A healthy eating project in Derby a huge success. Earlier this year, Riverside working together with community charity Sova secured funding through Public Health England (PHE) to deliver ‘Healthy Food, Healthy Communities’.
Families from Derby’s City Point estate took part in the first batch cooking scheme of its kind. Residents learned how to prepare and batch cook healthy, cheap, tasty meals at twice weekly sessions held over 4 months. It was a fantastic opportunity for people share the extra food created to help their neighbours while gaining knowledge and skills, including a food hygiene certificate.
Riverside community engagement manager Rupa Chandarana organised the project:
“It’s been a great way for the City Point community to come together and make a difference. Older and more vulnerable neighbours, as well as homeless individuals at Riverside scheme Centenary House benefited from meals being delivered to them by families, building better relationships within the community. The first healthy eating scheme to feature batch cooking funded by PHE has been a huge success.”

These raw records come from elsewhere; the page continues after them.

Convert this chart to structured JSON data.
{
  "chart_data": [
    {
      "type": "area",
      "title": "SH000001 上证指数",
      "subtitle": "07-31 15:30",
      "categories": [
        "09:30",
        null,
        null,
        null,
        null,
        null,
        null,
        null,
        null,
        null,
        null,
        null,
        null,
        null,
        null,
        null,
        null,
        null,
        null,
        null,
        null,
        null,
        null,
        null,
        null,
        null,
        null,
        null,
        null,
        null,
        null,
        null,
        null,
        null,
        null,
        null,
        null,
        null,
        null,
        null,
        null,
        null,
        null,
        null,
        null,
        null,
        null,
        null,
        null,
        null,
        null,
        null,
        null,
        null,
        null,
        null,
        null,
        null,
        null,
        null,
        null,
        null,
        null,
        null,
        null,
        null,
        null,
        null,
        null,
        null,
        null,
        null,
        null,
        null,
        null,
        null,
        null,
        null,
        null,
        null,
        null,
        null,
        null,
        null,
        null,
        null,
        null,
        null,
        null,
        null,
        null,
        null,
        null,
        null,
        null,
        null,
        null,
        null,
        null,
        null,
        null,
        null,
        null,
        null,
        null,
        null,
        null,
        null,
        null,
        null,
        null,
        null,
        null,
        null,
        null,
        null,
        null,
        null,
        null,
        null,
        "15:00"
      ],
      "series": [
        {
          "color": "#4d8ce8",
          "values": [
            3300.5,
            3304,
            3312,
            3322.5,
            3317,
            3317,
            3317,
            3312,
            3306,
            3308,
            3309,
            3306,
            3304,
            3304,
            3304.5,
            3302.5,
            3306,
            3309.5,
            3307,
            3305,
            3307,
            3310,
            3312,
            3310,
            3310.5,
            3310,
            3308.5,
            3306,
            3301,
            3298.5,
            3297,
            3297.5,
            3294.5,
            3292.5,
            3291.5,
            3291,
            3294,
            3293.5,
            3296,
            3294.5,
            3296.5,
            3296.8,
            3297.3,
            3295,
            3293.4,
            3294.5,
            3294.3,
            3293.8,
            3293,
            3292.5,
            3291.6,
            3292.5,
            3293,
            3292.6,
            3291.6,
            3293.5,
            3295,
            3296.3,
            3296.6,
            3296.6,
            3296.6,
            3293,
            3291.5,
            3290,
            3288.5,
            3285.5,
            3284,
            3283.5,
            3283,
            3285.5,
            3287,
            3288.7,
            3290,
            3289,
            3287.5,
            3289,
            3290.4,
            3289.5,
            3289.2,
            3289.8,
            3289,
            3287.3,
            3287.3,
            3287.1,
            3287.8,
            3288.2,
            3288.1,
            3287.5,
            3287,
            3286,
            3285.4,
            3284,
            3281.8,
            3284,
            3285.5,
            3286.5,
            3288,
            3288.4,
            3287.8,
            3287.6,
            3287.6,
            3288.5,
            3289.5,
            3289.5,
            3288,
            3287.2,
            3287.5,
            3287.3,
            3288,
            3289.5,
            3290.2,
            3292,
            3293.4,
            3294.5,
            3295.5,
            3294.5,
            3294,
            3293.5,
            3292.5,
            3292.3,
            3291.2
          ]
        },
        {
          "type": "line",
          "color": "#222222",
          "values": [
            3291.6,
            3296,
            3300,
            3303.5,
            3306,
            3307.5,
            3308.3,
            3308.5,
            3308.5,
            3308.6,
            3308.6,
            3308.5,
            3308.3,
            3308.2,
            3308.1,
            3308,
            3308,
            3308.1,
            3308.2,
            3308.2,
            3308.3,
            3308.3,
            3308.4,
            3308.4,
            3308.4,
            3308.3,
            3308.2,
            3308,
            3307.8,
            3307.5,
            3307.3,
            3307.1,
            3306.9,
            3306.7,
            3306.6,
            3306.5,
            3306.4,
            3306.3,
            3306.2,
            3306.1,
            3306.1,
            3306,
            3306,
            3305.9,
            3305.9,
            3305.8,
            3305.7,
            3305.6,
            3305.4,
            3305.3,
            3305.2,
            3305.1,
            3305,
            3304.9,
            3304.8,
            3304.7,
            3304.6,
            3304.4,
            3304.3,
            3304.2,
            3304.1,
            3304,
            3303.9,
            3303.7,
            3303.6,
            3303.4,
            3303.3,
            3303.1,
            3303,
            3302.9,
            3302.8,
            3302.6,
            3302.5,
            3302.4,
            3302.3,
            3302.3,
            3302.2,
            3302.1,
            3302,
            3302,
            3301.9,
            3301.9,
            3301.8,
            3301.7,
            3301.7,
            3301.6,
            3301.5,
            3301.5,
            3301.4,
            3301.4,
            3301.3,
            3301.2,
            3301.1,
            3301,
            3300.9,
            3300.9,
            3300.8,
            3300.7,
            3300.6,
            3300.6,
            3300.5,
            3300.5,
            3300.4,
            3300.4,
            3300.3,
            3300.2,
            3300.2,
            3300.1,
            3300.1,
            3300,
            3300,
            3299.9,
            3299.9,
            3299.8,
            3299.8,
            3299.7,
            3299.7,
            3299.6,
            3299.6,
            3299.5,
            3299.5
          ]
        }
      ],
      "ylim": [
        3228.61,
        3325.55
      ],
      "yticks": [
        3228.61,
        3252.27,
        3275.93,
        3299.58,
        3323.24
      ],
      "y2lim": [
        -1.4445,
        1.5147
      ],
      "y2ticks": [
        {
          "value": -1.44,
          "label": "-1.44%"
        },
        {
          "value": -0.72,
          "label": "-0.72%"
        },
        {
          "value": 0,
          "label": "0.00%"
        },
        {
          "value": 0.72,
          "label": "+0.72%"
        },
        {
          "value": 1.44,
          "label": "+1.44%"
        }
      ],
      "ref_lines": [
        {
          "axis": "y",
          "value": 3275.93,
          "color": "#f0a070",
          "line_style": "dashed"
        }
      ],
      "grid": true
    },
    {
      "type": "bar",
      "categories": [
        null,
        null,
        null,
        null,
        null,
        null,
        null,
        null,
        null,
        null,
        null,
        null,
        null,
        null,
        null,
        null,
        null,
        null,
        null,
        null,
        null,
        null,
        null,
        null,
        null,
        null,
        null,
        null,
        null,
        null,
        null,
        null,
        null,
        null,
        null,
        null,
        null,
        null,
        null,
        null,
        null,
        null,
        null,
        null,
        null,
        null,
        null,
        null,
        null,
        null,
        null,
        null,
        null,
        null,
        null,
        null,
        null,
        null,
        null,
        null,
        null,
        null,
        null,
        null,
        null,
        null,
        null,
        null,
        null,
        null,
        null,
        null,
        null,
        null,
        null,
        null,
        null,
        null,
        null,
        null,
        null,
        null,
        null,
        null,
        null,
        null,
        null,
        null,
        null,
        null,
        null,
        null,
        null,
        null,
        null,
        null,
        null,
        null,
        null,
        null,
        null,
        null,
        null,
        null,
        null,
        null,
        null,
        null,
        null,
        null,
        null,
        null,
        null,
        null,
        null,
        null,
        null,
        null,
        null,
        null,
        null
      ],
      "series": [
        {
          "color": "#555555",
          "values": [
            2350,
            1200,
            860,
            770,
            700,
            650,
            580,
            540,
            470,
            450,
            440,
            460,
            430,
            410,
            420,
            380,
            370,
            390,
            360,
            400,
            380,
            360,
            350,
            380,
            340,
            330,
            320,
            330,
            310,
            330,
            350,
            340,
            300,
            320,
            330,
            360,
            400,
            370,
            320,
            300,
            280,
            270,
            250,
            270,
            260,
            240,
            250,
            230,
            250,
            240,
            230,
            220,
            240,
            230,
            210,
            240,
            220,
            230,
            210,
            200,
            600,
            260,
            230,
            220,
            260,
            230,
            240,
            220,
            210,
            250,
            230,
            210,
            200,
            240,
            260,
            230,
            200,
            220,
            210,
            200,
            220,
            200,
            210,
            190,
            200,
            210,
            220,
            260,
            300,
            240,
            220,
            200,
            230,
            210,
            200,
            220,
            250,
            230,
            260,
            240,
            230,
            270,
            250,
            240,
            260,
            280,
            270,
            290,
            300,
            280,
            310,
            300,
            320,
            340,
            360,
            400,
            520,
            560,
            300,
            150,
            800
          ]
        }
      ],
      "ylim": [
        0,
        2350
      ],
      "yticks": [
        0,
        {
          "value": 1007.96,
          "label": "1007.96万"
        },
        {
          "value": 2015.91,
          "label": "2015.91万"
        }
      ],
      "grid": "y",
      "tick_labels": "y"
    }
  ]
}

The project originated from a suggestion from City Point resident, Rachel Taylor, who wanted more to be done to teach people how to cook healthy food on a limited budget. Sova was responsible for delivering the cookery sessions in Derby.
Chief Nutritionist at Public Health England, Dr Alison Tedstone said: “We are delighted to see such a successful project being recognised. Social landlords like Riverside play an important role in local communities and are in a unique position to encourage their residents to eat a healthy balanced diet and ultimately improve their health.”
The 24Housing Awards are held in October when the winners will be announced.